In several articles lately, the elderly
have been shown to be on the short end and not receiving the care
they may need. This is not a simple problem or a problem with easy
answers. Report lead author Alicia I. Arbaje, M.D., M.P.H., director
of transitional care research and assistant professor of medicine at
Johns Hopkins Bayview Medical Center and the Johns Hopkins University
School of Medicine said that what is believed to be the first
interview-style qualitative study of its kind among health care
providers in the trenches, displays very real problems.
A team led by a Johns Hopkins
geriatrician has further documented barriers to better care of older
adults as they are transferred from hospital to rehabilitation center
to home, and too often back again. They used comments and concerns
drawn from in-depth interviews of 18 physicians and two home health
care agency administrators to create a framework for evaluating what
actions and programs might improve care.
The research says:
- more attention should be given to preventing drug errors or missed doses of medicine
- earlier and more frequent communications among health care providers at different sites
- the elimination of discharge planning delays
- and patient education.
The Affordable Care Act of 2010
established a pay-for-performance financial incentive program to
motivate better coordination. The study results suggest, however,
that health care providers are unclear about how these incentives
will be designed and are concerned that the wrong outcomes or
processes will be measured.
Currently, health care providers have
concerns about pay for performance that need to be considered. They
desire a voice in the design process. Yea for them, but if this is
the case, then patients should also have a voice as many health care
providers do not have the desires and needs of the elderly patients
in mind. The evidence of the current lack of concern by health care
providers provides ample reason to include patients, patient
advocates, and social workers in the mix of voices. This would be
one way to avoid the same mistakes being currently carried on by our
providers.
“In their report on their work,
“Excellence in Transitional Care of Older Adults and
Pay-for-Performance: Perspectives of Health Care Professionals,”

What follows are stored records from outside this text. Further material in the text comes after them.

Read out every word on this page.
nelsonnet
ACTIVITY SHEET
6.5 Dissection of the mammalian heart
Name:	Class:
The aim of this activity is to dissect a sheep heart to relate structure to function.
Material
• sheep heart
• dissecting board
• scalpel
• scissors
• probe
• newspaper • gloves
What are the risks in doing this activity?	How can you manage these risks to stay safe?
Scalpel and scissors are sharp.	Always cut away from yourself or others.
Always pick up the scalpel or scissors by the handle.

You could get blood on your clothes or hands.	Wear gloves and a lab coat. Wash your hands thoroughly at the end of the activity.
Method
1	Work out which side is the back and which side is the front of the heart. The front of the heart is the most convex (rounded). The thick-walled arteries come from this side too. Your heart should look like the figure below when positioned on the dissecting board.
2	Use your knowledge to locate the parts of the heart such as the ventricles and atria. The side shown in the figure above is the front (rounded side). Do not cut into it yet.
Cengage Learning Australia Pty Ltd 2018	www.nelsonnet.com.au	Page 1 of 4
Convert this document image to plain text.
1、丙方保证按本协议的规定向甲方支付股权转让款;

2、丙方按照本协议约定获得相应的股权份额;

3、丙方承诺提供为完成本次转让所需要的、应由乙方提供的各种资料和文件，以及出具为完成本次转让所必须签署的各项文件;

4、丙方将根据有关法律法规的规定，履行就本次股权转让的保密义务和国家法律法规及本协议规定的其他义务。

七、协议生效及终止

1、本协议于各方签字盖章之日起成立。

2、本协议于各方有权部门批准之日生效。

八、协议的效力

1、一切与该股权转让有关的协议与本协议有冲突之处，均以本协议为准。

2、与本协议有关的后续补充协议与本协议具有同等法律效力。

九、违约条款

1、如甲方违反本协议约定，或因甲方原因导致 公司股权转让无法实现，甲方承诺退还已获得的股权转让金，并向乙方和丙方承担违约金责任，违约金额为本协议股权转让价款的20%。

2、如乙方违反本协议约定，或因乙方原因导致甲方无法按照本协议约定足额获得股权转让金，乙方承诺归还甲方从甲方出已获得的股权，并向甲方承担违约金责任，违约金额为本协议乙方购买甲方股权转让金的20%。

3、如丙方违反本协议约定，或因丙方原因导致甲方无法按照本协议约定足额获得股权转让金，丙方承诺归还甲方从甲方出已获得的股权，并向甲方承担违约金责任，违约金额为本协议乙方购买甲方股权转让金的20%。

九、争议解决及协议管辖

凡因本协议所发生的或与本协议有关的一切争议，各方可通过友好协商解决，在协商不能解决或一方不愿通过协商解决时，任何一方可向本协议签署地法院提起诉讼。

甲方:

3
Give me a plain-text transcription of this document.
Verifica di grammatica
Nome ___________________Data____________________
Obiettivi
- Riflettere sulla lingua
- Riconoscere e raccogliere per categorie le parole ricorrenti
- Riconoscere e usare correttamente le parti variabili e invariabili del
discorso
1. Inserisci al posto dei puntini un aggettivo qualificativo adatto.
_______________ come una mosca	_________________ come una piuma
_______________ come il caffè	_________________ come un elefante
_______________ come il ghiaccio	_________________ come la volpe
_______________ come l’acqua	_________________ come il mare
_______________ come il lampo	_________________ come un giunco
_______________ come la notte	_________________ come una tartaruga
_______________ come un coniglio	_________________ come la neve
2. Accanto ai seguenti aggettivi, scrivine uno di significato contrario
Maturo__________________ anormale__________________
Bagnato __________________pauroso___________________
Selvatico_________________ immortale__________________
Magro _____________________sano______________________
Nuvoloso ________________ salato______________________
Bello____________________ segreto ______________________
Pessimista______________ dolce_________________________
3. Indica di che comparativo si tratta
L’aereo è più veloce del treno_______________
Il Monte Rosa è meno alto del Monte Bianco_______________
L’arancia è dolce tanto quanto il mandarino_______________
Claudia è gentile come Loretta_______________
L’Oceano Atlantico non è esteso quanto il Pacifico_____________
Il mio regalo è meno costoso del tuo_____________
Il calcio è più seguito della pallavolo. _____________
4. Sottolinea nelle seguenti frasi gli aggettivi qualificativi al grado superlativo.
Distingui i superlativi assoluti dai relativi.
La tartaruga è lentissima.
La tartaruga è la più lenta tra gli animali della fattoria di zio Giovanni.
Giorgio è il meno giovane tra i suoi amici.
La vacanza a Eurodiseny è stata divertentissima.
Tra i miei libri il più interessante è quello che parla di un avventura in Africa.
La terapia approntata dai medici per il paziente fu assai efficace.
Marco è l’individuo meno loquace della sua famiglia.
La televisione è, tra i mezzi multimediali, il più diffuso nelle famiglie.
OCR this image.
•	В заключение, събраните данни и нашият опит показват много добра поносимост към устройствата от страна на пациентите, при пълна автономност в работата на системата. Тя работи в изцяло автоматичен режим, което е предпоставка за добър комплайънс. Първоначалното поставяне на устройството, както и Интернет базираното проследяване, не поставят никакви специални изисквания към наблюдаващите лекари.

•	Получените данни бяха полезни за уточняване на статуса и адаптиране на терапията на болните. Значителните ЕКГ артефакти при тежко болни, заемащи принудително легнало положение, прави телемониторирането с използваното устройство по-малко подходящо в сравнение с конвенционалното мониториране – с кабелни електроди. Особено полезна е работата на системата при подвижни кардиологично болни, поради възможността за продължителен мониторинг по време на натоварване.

published in the December 2014 issue of The Joint Commission Journal
on Quality and Patient Safety, the investigators note the persistent
“mixed reviews” of the impact of tying compensation to quality of
care. They also say that care transitions across health care
settings remain “common, complicated, costly, and potentially
hazardous for older adults.” As the ranks of older adults grow and
their numerous illnesses require ever more drugs, specialists and
facilities, poor transitional care frequently leads to
re-hospitalizations and complications for patients.”
The research team uncovered three
themes that addressed pay for performance:
- components and markers of effective care transitions,
- difficulties in design and implementation of pay-for-performance strategies,
- and unmet needs in delivering optimal care during transitions.
The research findings suggest ways to
better define health care providers’ roles in care transitions:
- enhance communication,
- determine performance measurements,
- and improve education and training of providers.
Among the recommendations in the
framework are calls for holding health care providers:
- more accountable for patient education,
- reimbursing providers for care coordination activities,
- and providing training and hands-on experience for providers to facilitate care transitions.
Report lead author Arbaje explains that, “Health care providers may need additional training to better execute care transitions and to understand their role during transitions. Without this education, it is difficult to design pay-for-performance strategies with an end result of good patient care.”